With any new multiplayer offering, it’s very difficult to say whether it will catch on or if it’s an instant hit. After all, it depends solely on whether players take to it and get invested in it. In its favour though, I can say that finding a game was extremely easy and quick, and I didn’t really have any trouble online. What I can say for certain is that the multiplayer is high quality and very entertaining. And more significantly, even if it wasn’t anything to rave about, I wouldn’t be too harsh on the game because it’s really not like time spent on the multiplayer hurt the single player in any way. And that makes me happy, because I can effectively consider the multiplayer as a great extra, rather than being tacked on or unnecessary. It’s certainly interesting, and you should give it a shot once you’re done with the single player.

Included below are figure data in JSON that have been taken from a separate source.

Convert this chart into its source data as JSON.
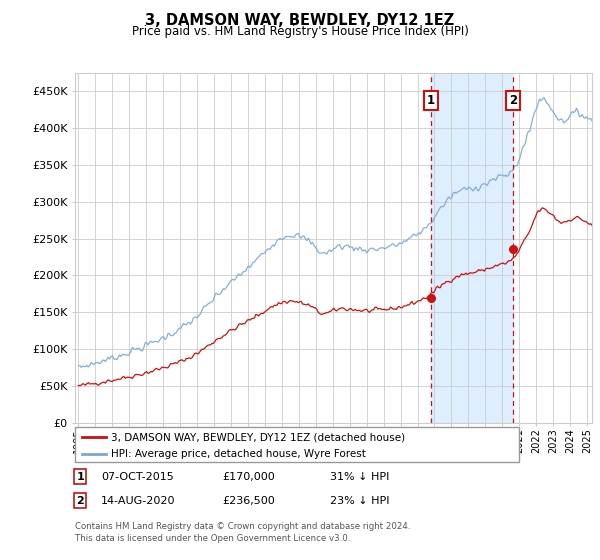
{
  "title": "3, DAMSON WAY, BEWDLEY, DY12 1EZ",
  "subtitle": "Price paid vs. HM Land Registry's House Price Index (HPI)",
  "yticks": [
    0,
    50000,
    100000,
    150000,
    200000,
    250000,
    300000,
    350000,
    400000,
    450000
  ],
  "ytick_labels": [
    "£0",
    "£50K",
    "£100K",
    "£150K",
    "£200K",
    "£250K",
    "£300K",
    "£350K",
    "£400K",
    "£450K"
  ],
  "xmin": 1994.8,
  "xmax": 2025.3,
  "ymin": 0,
  "ymax": 475000,
  "hpi_color": "#7aa6d4",
  "price_color": "#cc1111",
  "sale1_x": 2015.77,
  "sale1_y": 170000,
  "sale2_x": 2020.62,
  "sale2_y": 236500,
  "shade_color": "#ddeeff",
  "legend_label1": "3, DAMSON WAY, BEWDLEY, DY12 1EZ (detached house)",
  "legend_label2": "HPI: Average price, detached house, Wyre Forest",
  "table_row1": [
    "1",
    "07-OCT-2015",
    "£170,000",
    "31% ↓ HPI"
  ],
  "table_row2": [
    "2",
    "14-AUG-2020",
    "£236,500",
    "23% ↓ HPI"
  ],
  "footer": "Contains HM Land Registry data © Crown copyright and database right 2024.\nThis data is licensed under the Open Government Licence v3.0.",
  "grid_color": "#cccccc",
  "annotation_box_color": "#cc1111"
}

Graphically, The Last Of Us is stunning, and is Naughty Dog at its best. It’s certainly getting as much out of this generation as it can, holding nothing back. The game’s cutscenes especially look absolutely phenomenal, thanks to enhanced motion capturing and higher detail. Everything about this game is pleasing to the eye, and it’s stunning for a post apocalyptic world. It hasn’t let that limit its artistic direction in any way, and I don’t want to spoil the story direction, but there’s plenty of beauty to witness in this game. I have to also give the highest amount of praise to the voice acting, dialogue and sound, which is the best Naughty Dog has done. If you have any experience with their Uncharted titles, well, you’ll know exactly what kind of quality to expect here. It’s among the best you’ll find on the PS3.

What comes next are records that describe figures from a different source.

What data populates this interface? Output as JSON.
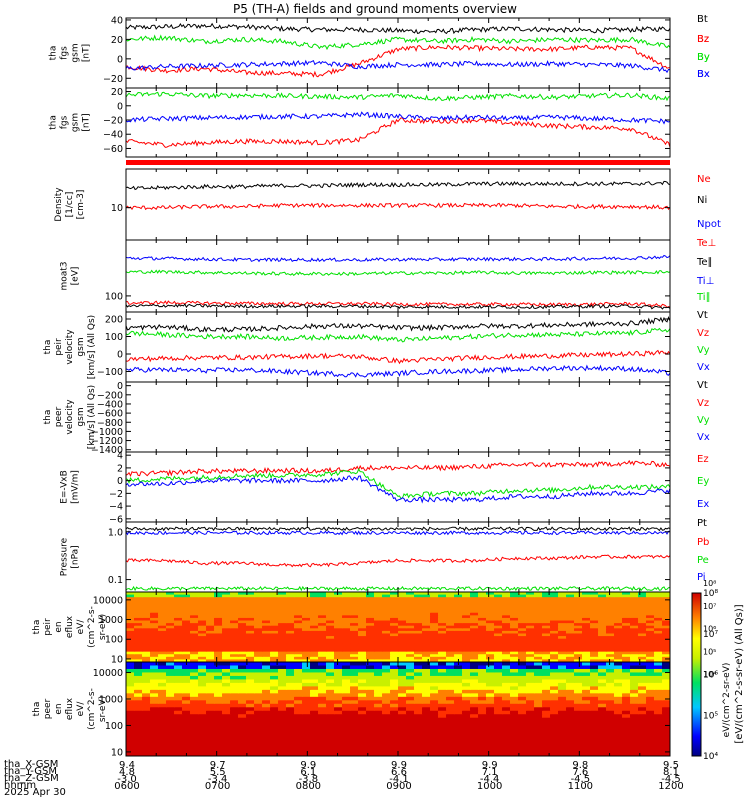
{
  "title": "P5 (TH-A) fields and ground moments overview",
  "colors": {
    "black": "#000000",
    "red": "#ff0000",
    "green": "#00e000",
    "blue": "#0000ff"
  },
  "footer": {
    "rows": [
      {
        "label": "tha_X-GSM",
        "values": [
          "9.4",
          "9.7",
          "9.9",
          "9.9",
          "9.9",
          "9.8",
          "9.5"
        ]
      },
      {
        "label": "tha_Y-GSM",
        "values": [
          "4.8",
          "5.5",
          "6.1",
          "6.6",
          "7.1",
          "7.6",
          "8.1"
        ]
      },
      {
        "label": "tha_Z-GSM",
        "values": [
          "-3.0",
          "-3.4",
          "-3.8",
          "-4.1",
          "-4.4",
          "-4.5",
          "-4.5"
        ]
      },
      {
        "label": "hhmm",
        "values": [
          "0600",
          "0700",
          "0800",
          "0900",
          "1000",
          "1100",
          "1200"
        ]
      }
    ],
    "date": "2025 Apr 30"
  },
  "colorbar": {
    "tick_labels": [
      "10⁴",
      "10⁵",
      "10⁶",
      "10⁷",
      "10⁸"
    ],
    "label": "eV/(cm^2-s-sr-eV) (All Qs)",
    "label2": "eV/(cm^2-sr-eV)",
    "range": [
      10000.0,
      100000000.0
    ]
  },
  "chart_data": [
    {
      "type": "line",
      "id": "fgs",
      "ylabel": [
        "tha",
        "fgs",
        "gsm",
        "[nT]"
      ],
      "ylim": [
        -30,
        42
      ],
      "ticks": [
        40,
        20,
        0,
        -20
      ],
      "tick_labels": [
        "40",
        "20",
        "0",
        "−20"
      ],
      "series": [
        {
          "name": "Bt",
          "color": "#000000",
          "values": [
            32,
            33,
            34,
            33,
            31,
            30,
            30,
            29,
            28,
            30,
            31,
            30,
            29,
            30,
            31
          ]
        },
        {
          "name": "Bz",
          "color": "#ff0000",
          "values": [
            -8,
            -12,
            -10,
            -14,
            -15,
            -16,
            -5,
            10,
            12,
            11,
            10,
            10,
            12,
            11,
            -10
          ]
        },
        {
          "name": "By",
          "color": "#00e000",
          "values": [
            20,
            22,
            18,
            20,
            18,
            12,
            15,
            20,
            18,
            20,
            18,
            20,
            19,
            20,
            12
          ]
        },
        {
          "name": "Bx",
          "color": "#0000ff",
          "values": [
            -10,
            -8,
            -7,
            -6,
            -5,
            -4,
            -8,
            -6,
            -6,
            -5,
            -6,
            -5,
            -6,
            -7,
            -12
          ]
        }
      ]
    },
    {
      "type": "line",
      "id": "fgm",
      "ylabel": [
        "tha",
        "fgs",
        "gsm",
        "[nT]"
      ],
      "ylim": [
        -72,
        25
      ],
      "ticks": [
        20,
        0,
        -20,
        -40,
        -60
      ],
      "tick_labels": [
        "20",
        "0",
        "−20",
        "−40",
        "−60"
      ],
      "series": [
        {
          "name": "Bz",
          "color": "#ff0000",
          "values": [
            -50,
            -55,
            -52,
            -50,
            -50,
            -52,
            -48,
            -20,
            -22,
            -20,
            -25,
            -28,
            -30,
            -32,
            -55
          ]
        },
        {
          "name": "By",
          "color": "#00e000",
          "values": [
            15,
            17,
            14,
            15,
            14,
            13,
            12,
            15,
            10,
            12,
            14,
            12,
            14,
            15,
            10
          ]
        },
        {
          "name": "Bx",
          "color": "#0000ff",
          "values": [
            -20,
            -18,
            -17,
            -16,
            -15,
            -15,
            -12,
            -15,
            -18,
            -16,
            -18,
            -16,
            -18,
            -20,
            -22
          ]
        }
      ]
    },
    {
      "type": "line",
      "id": "density",
      "ylabel": [
        "Density",
        "[1/cc]",
        "[cm-3]"
      ],
      "scale": "log",
      "ylim": [
        2.6,
        50
      ],
      "ticks": [
        10
      ],
      "tick_labels": [
        "10"
      ],
      "series": [
        {
          "name": "Ne",
          "color": "#ff0000",
          "values": [
            10,
            10,
            10.5,
            10.5,
            11,
            11,
            11,
            11,
            11,
            11,
            11,
            10.5,
            10.5,
            10.5,
            10
          ]
        },
        {
          "name": "Ni",
          "color": "#000000",
          "values": [
            22,
            23,
            24,
            24,
            25,
            25,
            26,
            26,
            26,
            27,
            27,
            27,
            27,
            27,
            28
          ]
        },
        {
          "name": "Npot",
          "color": "#0000ff",
          "values": [
            null,
            null,
            null,
            null,
            null,
            null,
            null,
            null,
            null,
            null,
            null,
            null,
            null,
            null,
            null
          ]
        }
      ]
    },
    {
      "type": "line",
      "id": "temperature",
      "ylabel": [
        "moat3",
        "[eV]"
      ],
      "scale": "log",
      "ylim": [
        45,
        1600
      ],
      "ticks": [
        100
      ],
      "tick_labels": [
        "100"
      ],
      "series": [
        {
          "name": "Te⊥",
          "color": "#ff0000",
          "values": [
            70,
            72,
            70,
            69,
            68,
            68,
            68,
            66,
            66,
            66,
            66,
            65,
            66,
            68,
            60
          ]
        },
        {
          "name": "Te∥",
          "color": "#000000",
          "values": [
            60,
            62,
            61,
            60,
            60,
            60,
            60,
            58,
            58,
            58,
            58,
            58,
            60,
            60,
            55
          ]
        },
        {
          "name": "Ti⊥",
          "color": "#0000ff",
          "values": [
            650,
            640,
            620,
            600,
            600,
            600,
            600,
            610,
            610,
            620,
            620,
            620,
            640,
            650,
            700
          ]
        },
        {
          "name": "Ti∥",
          "color": "#00e000",
          "values": [
            330,
            330,
            320,
            310,
            300,
            300,
            300,
            310,
            310,
            320,
            310,
            310,
            320,
            320,
            330
          ]
        }
      ]
    },
    {
      "type": "line",
      "id": "peir-velocity",
      "ylabel": [
        "tha",
        "peir",
        "velocity",
        "gsm",
        "[km/s] (All Qs)"
      ],
      "ylim": [
        -160,
        240
      ],
      "ticks": [
        200,
        100,
        0,
        -100
      ],
      "tick_labels": [
        "200",
        "100",
        "0",
        "−100"
      ],
      "series": [
        {
          "name": "Vt",
          "color": "#000000",
          "values": [
            150,
            155,
            140,
            140,
            150,
            160,
            160,
            150,
            150,
            160,
            160,
            165,
            170,
            175,
            200
          ]
        },
        {
          "name": "Vz",
          "color": "#ff0000",
          "values": [
            -30,
            -25,
            -20,
            -20,
            -15,
            -10,
            -15,
            -40,
            -30,
            -20,
            -15,
            -10,
            -5,
            0,
            10
          ]
        },
        {
          "name": "Vy",
          "color": "#00e000",
          "values": [
            120,
            110,
            100,
            100,
            90,
            95,
            100,
            80,
            90,
            100,
            110,
            110,
            115,
            120,
            140
          ]
        },
        {
          "name": "Vx",
          "color": "#0000ff",
          "values": [
            -90,
            -90,
            -95,
            -90,
            -100,
            -110,
            -120,
            -110,
            -100,
            -95,
            -90,
            -80,
            -80,
            -85,
            -110
          ]
        }
      ]
    },
    {
      "type": "line",
      "id": "peer-velocity",
      "ylabel": [
        "tha",
        "peer",
        "velocity",
        "gsm",
        "[km/s] (All Qs)"
      ],
      "ylim": [
        -1450,
        80
      ],
      "ticks": [
        0,
        -200,
        -400,
        -600,
        -800,
        -1000,
        -1200,
        -1400
      ],
      "tick_labels": [
        "0",
        "−200",
        "−400",
        "−600",
        "−800",
        "−1000",
        "−1200",
        "−1400"
      ],
      "series": [
        {
          "name": "Vt",
          "color": "#000000",
          "values": []
        },
        {
          "name": "Vz",
          "color": "#ff0000",
          "values": []
        },
        {
          "name": "Vy",
          "color": "#00e000",
          "values": []
        },
        {
          "name": "Vx",
          "color": "#0000ff",
          "values": []
        }
      ]
    },
    {
      "type": "line",
      "id": "efield",
      "ylabel": [
        "E=-VxB",
        "[mV/m]"
      ],
      "ylim": [
        -6.5,
        4.5
      ],
      "ticks": [
        4,
        2,
        0,
        -2,
        -4,
        -6
      ],
      "tick_labels": [
        "4",
        "2",
        "0",
        "−2",
        "−4",
        "−6"
      ],
      "series": [
        {
          "name": "Ez",
          "color": "#ff0000",
          "values": [
            1,
            1.2,
            1.5,
            1.5,
            1.6,
            1.5,
            2,
            2,
            2,
            2.2,
            2.5,
            2.5,
            2.5,
            2.8,
            2.5
          ]
        },
        {
          "name": "Ey",
          "color": "#00e000",
          "values": [
            0,
            0.3,
            0.5,
            0.8,
            0.8,
            1,
            1.5,
            -2.5,
            -2,
            -2,
            -1.5,
            -1.5,
            -1,
            -1,
            -1
          ]
        },
        {
          "name": "Ex",
          "color": "#0000ff",
          "values": [
            -0.5,
            -0.5,
            0,
            0,
            0,
            0,
            0.5,
            -3,
            -3,
            -3,
            -2.5,
            -2.5,
            -2,
            -2,
            -1.5
          ]
        }
      ]
    },
    {
      "type": "line",
      "id": "pressure",
      "ylabel": [
        "Pressure",
        "[nPa]"
      ],
      "scale": "log",
      "ylim": [
        0.055,
        1.6
      ],
      "ticks": [
        1,
        0.1
      ],
      "tick_labels": [
        "1.0",
        "0.1"
      ],
      "series": [
        {
          "name": "Pt",
          "color": "#000000",
          "values": [
            1.15,
            1.15,
            1.15,
            1.15,
            1.15,
            1.15,
            1.15,
            1.15,
            1.15,
            1.15,
            1.15,
            1.15,
            1.15,
            1.15,
            1.15
          ]
        },
        {
          "name": "Pb",
          "color": "#ff0000",
          "values": [
            0.25,
            0.25,
            0.22,
            0.22,
            0.2,
            0.2,
            0.22,
            0.25,
            0.25,
            0.25,
            0.28,
            0.28,
            0.3,
            0.3,
            0.3
          ]
        },
        {
          "name": "Pe",
          "color": "#00e000",
          "values": [
            0.065,
            0.065,
            0.065,
            0.065,
            0.065,
            0.065,
            0.065,
            0.065,
            0.065,
            0.065,
            0.065,
            0.065,
            0.065,
            0.065,
            0.065
          ]
        },
        {
          "name": "Pi",
          "color": "#0000ff",
          "values": [
            0.95,
            0.95,
            0.95,
            0.95,
            0.95,
            0.95,
            0.95,
            0.95,
            0.95,
            0.95,
            0.95,
            0.95,
            0.95,
            0.95,
            0.95
          ]
        }
      ]
    },
    {
      "type": "heatmap",
      "id": "peir-spectrogram",
      "ylabel": [
        "tha",
        "peir",
        "en",
        "eflux",
        "eV/",
        "(cm^2-s-",
        "sr-eV)"
      ],
      "scale": "log",
      "ylim": [
        7,
        25000
      ],
      "ticks": [
        10000,
        1000,
        100,
        10
      ],
      "tick_labels": [
        "10000",
        "1000",
        "100",
        "10"
      ]
    },
    {
      "type": "heatmap",
      "id": "peer-spectrogram",
      "ylabel": [
        "tha",
        "peer",
        "en",
        "eflux",
        "eV/",
        "(cm^2-s-",
        "sr-eV)"
      ],
      "scale": "log",
      "ylim": [
        7,
        25000
      ],
      "ticks": [
        10000,
        1000,
        100,
        10
      ],
      "tick_labels": [
        "10000",
        "1000",
        "100",
        "10"
      ]
    }
  ]
}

The Last Of Us is simply brilliant. With it, Naughty Dog has delivered their finest work yet, and in the end the most credit I can give to the game is that I got everything I wanted from it, and was completely satisfied when I finished it. Truthfully, and as direct as I can be, I wanted nothing more from this game. There was nothing it lacked, and not many ways it could have been better. That’s the best thing I can say about it and, make no mistake, that’s about the highest praise I can give to it. The Last Of Us is easily one of the best games on the PlayStation 3, and you should not miss out on it if you can help it.